The year's most interesting label in terms of reissues was surely Omnivore with its omnivorous tastes: A nine-CD series of 1968-74 Buck Owens albums plus 22 of his duets with Susan Raye on Together Again. A collection of the late Steve Goodman's demo tapes (It Sure Looked Good on Paper) as well as The Best of Steve Goodman. From 1956, Allen Ginsberg at Reed College: The First Recorded Reading of “Howl” & Other Poems. Radio transcriptions from 1951-52 sequenced by songwriter on two-CD Something Wonderful: Peggy Lee Sings the Great American Songbook. Trini Lopez's The Rare Reprise Singles. Billy Joe Shaver and Kinky Friedman's long-unreleased Live Down Under, a 2002 Australian concert pairing Shaver's soul-baring songs with the Kinkster's nothing-sacred humor.
Even less than nothing (if that's possible) was sacred for garage/cowpunk The Beat Farmers with the late Country Dick Montana. Their reissued debut album, 1985's Tales of the Wild West (now on Blixa Sounds) had a bonus disc, a concert CD. The expanded 30th-anniversary reissue of Violent Femmes' Why Do Birds Sing? (now on Craft) also came with a live CD.
Cool videos of the past year: those from Tom Jones's Surrounded by Time and The Felice Brothers' From Dreams to Dust (Yep Roc). Legendary Shack Shakers' official “Rawhide” vid to go with their 2021 album Cockadoodledeux (Alternative Tentacles). Alice Cooper's ”Love Will Change the World” came out too late last December for my 2020 year-end review.
My votes for best cover art would go to Simone's Montreux package and Rhino's well-conceived four-CD Aretha Franklin released at the same time as Aretha's biopic Respect.

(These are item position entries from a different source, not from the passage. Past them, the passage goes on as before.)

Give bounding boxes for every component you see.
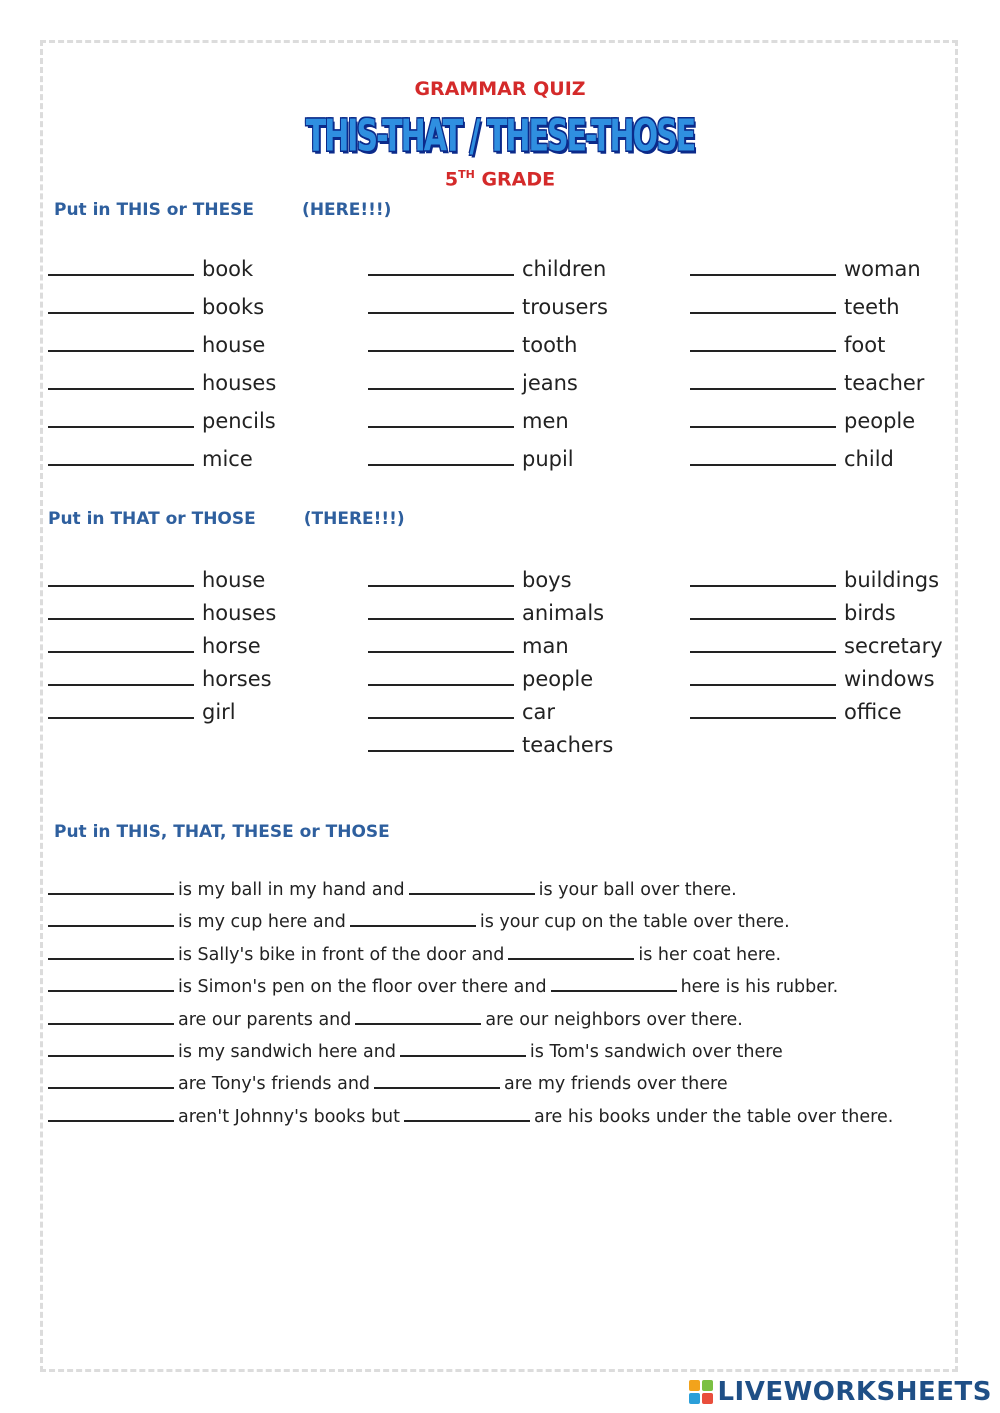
sentence-part-2: is Tom's sandwich over there xyxy=(529,1041,783,1062)
noun-word: tooth xyxy=(522,333,578,357)
answer-blank[interactable] xyxy=(368,328,514,352)
exercise-item xyxy=(690,326,924,364)
exercise-item xyxy=(48,563,276,596)
answer-blank[interactable] xyxy=(368,290,514,314)
section1-column-2 xyxy=(368,250,608,478)
noun-word: man xyxy=(522,634,569,658)
exercise-item xyxy=(690,563,943,596)
logo-square xyxy=(689,1380,700,1391)
noun-word: houses xyxy=(202,371,277,395)
answer-blank[interactable] xyxy=(690,662,836,686)
exercise-item xyxy=(368,728,613,761)
noun-word: woman xyxy=(844,257,921,281)
answer-blank[interactable] xyxy=(48,662,194,686)
exercise-item xyxy=(368,250,608,288)
section3-sentences xyxy=(48,874,893,1133)
exercise-item xyxy=(48,440,276,478)
section3-instruction: Put in THIS, THAT, THESE or THOSE xyxy=(54,822,390,842)
logo-square xyxy=(702,1380,713,1391)
section1-heading xyxy=(54,200,391,220)
section1-column-1 xyxy=(48,250,276,478)
answer-blank[interactable] xyxy=(400,1037,526,1057)
answer-blank[interactable] xyxy=(551,972,677,992)
liveworksheets-logo xyxy=(689,1377,992,1407)
exercise-item xyxy=(690,288,924,326)
section1-hint: (HERE!!!) xyxy=(302,200,392,220)
noun-word: teachers xyxy=(522,733,614,757)
grade-number: 5 xyxy=(444,168,459,191)
answer-blank[interactable] xyxy=(368,695,514,719)
sentence-item xyxy=(48,874,893,906)
section2-column-1 xyxy=(48,563,276,728)
answer-blank[interactable] xyxy=(690,404,836,428)
exercise-item xyxy=(368,402,608,440)
noun-word: children xyxy=(522,257,607,281)
section1-column-3 xyxy=(690,250,924,478)
exercise-item xyxy=(368,596,613,629)
sentence-part-1: is my cup here and xyxy=(178,912,346,933)
noun-word: teacher xyxy=(844,371,925,395)
answer-blank[interactable] xyxy=(48,404,194,428)
answer-blank[interactable] xyxy=(690,252,836,276)
sentence-part-2: is your ball over there. xyxy=(538,880,737,900)
sentence-part-1: is my sandwich here and xyxy=(178,1041,396,1062)
answer-blank[interactable] xyxy=(48,596,194,620)
noun-word: buildings xyxy=(844,568,940,592)
section1-instruction: Put in THIS or THESE xyxy=(54,200,255,220)
noun-word: pencils xyxy=(202,409,276,433)
noun-word: boys xyxy=(522,568,572,592)
section3-heading xyxy=(54,822,390,842)
sentence-part-1: is Sally's bike in front of the door and xyxy=(178,944,505,965)
exercise-item xyxy=(368,629,613,662)
sentence-part-2: are our neighbors over there. xyxy=(485,1009,743,1030)
grade-label xyxy=(0,168,1000,190)
noun-word: girl xyxy=(202,700,236,724)
answer-blank[interactable] xyxy=(48,1005,174,1025)
noun-word: house xyxy=(202,568,266,592)
answer-blank[interactable] xyxy=(368,366,514,390)
noun-word: books xyxy=(202,295,265,319)
answer-blank[interactable] xyxy=(409,875,535,895)
answer-blank[interactable] xyxy=(48,366,194,390)
answer-blank[interactable] xyxy=(690,366,836,390)
exercise-item xyxy=(690,662,943,695)
answer-blank[interactable] xyxy=(48,1102,174,1122)
exercise-item xyxy=(48,326,276,364)
logo-square xyxy=(702,1393,713,1404)
exercise-item xyxy=(368,364,608,402)
exercise-item xyxy=(368,440,608,478)
sentence-part-2: is her coat here. xyxy=(638,944,782,965)
answer-blank[interactable] xyxy=(368,728,514,752)
noun-word: mice xyxy=(202,447,253,471)
sentence-item xyxy=(48,971,893,1003)
sentence-item xyxy=(48,939,893,971)
answer-blank[interactable] xyxy=(368,442,514,466)
answer-blank[interactable] xyxy=(690,596,836,620)
exercise-item xyxy=(690,250,924,288)
answer-blank[interactable] xyxy=(368,662,514,686)
answer-blank[interactable] xyxy=(368,596,514,620)
sentence-item xyxy=(48,1101,893,1133)
section2-instruction: Put in THAT or THOSE xyxy=(48,509,256,529)
noun-word: windows xyxy=(844,667,935,691)
answer-blank[interactable] xyxy=(48,907,174,927)
answer-blank[interactable] xyxy=(374,1069,500,1089)
sentence-part-2: are his books under the table over there. xyxy=(534,1106,894,1127)
exercise-item xyxy=(690,402,924,440)
noun-word: teeth xyxy=(844,295,900,319)
section2-column-2 xyxy=(368,563,613,761)
noun-word: horses xyxy=(202,667,272,691)
sentence-item xyxy=(48,1004,893,1036)
exercise-item xyxy=(48,662,276,695)
answer-blank[interactable] xyxy=(48,940,174,960)
sentence-part-1: are Tony's friends and xyxy=(178,1074,371,1095)
section2-column-3 xyxy=(690,563,943,728)
section2-hint: (THERE!!!) xyxy=(303,509,405,529)
noun-word: trousers xyxy=(522,295,608,319)
noun-word: people xyxy=(522,667,594,691)
answer-blank[interactable] xyxy=(690,563,836,587)
answer-blank[interactable] xyxy=(368,404,514,428)
logo-square xyxy=(689,1393,700,1404)
exercise-item xyxy=(48,629,276,662)
noun-word: foot xyxy=(844,333,886,357)
answer-blank[interactable] xyxy=(690,629,836,653)
wordart-title: THIS-THAT / THESE-THOSE xyxy=(305,110,695,162)
answer-blank[interactable] xyxy=(48,875,174,895)
answer-blank[interactable] xyxy=(48,252,194,276)
answer-blank[interactable] xyxy=(690,695,836,719)
noun-word: secretary xyxy=(844,634,943,658)
sentence-part-1: are our parents and xyxy=(178,1009,352,1030)
sentence-part-1: is my ball in my hand and xyxy=(178,880,405,900)
answer-blank[interactable] xyxy=(48,563,194,587)
answer-blank[interactable] xyxy=(368,629,514,653)
noun-word: people xyxy=(844,409,916,433)
noun-word: child xyxy=(844,447,894,471)
section2-heading xyxy=(48,509,405,529)
answer-blank[interactable] xyxy=(48,328,194,352)
exercise-item xyxy=(690,629,943,662)
exercise-item xyxy=(48,250,276,288)
logo-mark-icon xyxy=(689,1380,713,1404)
grade-word: GRADE xyxy=(481,168,556,191)
sentence-part-2: are my friends over there xyxy=(504,1074,728,1095)
sentence-part-1: is Simon's pen on the floor over there and xyxy=(178,977,547,998)
answer-blank[interactable] xyxy=(690,442,836,466)
answer-blank[interactable] xyxy=(48,1069,174,1089)
answer-blank[interactable] xyxy=(690,328,836,352)
exercise-item xyxy=(368,288,608,326)
exercise-item xyxy=(690,695,943,728)
answer-blank[interactable] xyxy=(690,290,836,314)
sentence-part-2: is your cup on the table over there. xyxy=(479,912,790,933)
answer-blank[interactable] xyxy=(48,1037,174,1057)
exercise-item xyxy=(48,596,276,629)
answer-blank[interactable] xyxy=(48,629,194,653)
answer-blank[interactable] xyxy=(48,972,174,992)
sentence-item xyxy=(48,1036,893,1068)
noun-word: houses xyxy=(202,601,277,625)
sentence-part-2: here is his rubber. xyxy=(680,977,839,998)
exercise-item xyxy=(690,596,943,629)
noun-word: jeans xyxy=(522,371,578,395)
answer-blank[interactable] xyxy=(508,940,634,960)
answer-blank[interactable] xyxy=(368,252,514,276)
noun-word: house xyxy=(202,333,266,357)
answer-blank[interactable] xyxy=(48,442,194,466)
exercise-item xyxy=(368,662,613,695)
quiz-label: GRAMMAR QUIZ xyxy=(414,78,586,100)
exercise-item xyxy=(690,440,924,478)
noun-word: animals xyxy=(522,601,605,625)
noun-word: men xyxy=(522,409,569,433)
brand-name: LIVEWORKSHEETS xyxy=(717,1377,992,1407)
answer-blank[interactable] xyxy=(355,1005,481,1025)
sentence-item xyxy=(48,1068,893,1100)
noun-word: pupil xyxy=(522,447,574,471)
noun-word: office xyxy=(844,700,902,724)
noun-word: birds xyxy=(844,601,896,625)
noun-word: book xyxy=(202,257,254,281)
answer-blank[interactable] xyxy=(368,563,514,587)
exercise-item xyxy=(368,326,608,364)
exercise-item xyxy=(368,563,613,596)
exercise-item xyxy=(368,695,613,728)
noun-word: car xyxy=(522,700,556,724)
sentence-item xyxy=(48,906,893,938)
exercise-item xyxy=(48,364,276,402)
sentence-part-1: aren't Johnny's books but xyxy=(178,1106,401,1127)
exercise-item xyxy=(48,402,276,440)
answer-blank[interactable] xyxy=(404,1102,530,1122)
exercise-item xyxy=(690,364,924,402)
answer-blank[interactable] xyxy=(350,907,476,927)
exercise-item xyxy=(48,695,276,728)
noun-word: horse xyxy=(202,634,261,658)
answer-blank[interactable] xyxy=(48,290,194,314)
answer-blank[interactable] xyxy=(48,695,194,719)
grade-suffix: TH xyxy=(458,168,475,181)
exercise-item xyxy=(48,288,276,326)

Emerging from shutdown, I made it to a grand total of three live performances this year. Musical and cultural researcher/singer Dom Flemons (an original member of Carolina Chocolate Drops and self-styled “American songster”) played a range of stringed instruments, quills, and bones while delving into the little-known history of Black cowboys. A few months later, I got to an open-air show by Rhiannon Giddens and Friends (specifically, multi-instrumentalist Francesco Turrisi and bassist Jason Sypher) that – as in her earlier Chocolate Drops days – showed an enormous range of musical interests. And, the day after Thanksgiving, one of my favorite up-and-coming singer/writers, Alice Howe, clearly had fun backed by a rock band led by her producer/bassist Freebo (Bonnie Raitt's long-ago collaborator). This was the first time I'd seen her someplace other than a folk club. Few singers can caress a lyric like she can. You can check out the entire show at
Let's bring back a 1960s line: That was the year that was.
Forthcoming disc I'm curious about: Whatever's in the works in BMG'S Live at Montreux series. Delta bluesman Son House's Forever on My Mind (Easy Eye Sound) – a previously unissued tape of a 1964 concert done shortly after three young blues devotees located 62-year-old House in Rochester, NY, and convinced him to return to performing.
RIP Ron Campbell, Hedge Capers, Sarah Dash, Bill Emerson, Don Everly, George Frayne (Commander Cody), David Frishberg, Courtney Grainger, Nanci Griffith, Tom T. Hall, Dusty Hill, David “Chicken” Hirsch, Stonewall Jackson, Carlos Marin, Ellen McIlwaine, Paddy Moloney, Bob Moore, Robin Morton, Michael Nesmith, Mick Rock, Jimmie Rodgers, Ronnie Tutt, Bunny Wailer, Charlie Watts, George Wein, Warner Williams.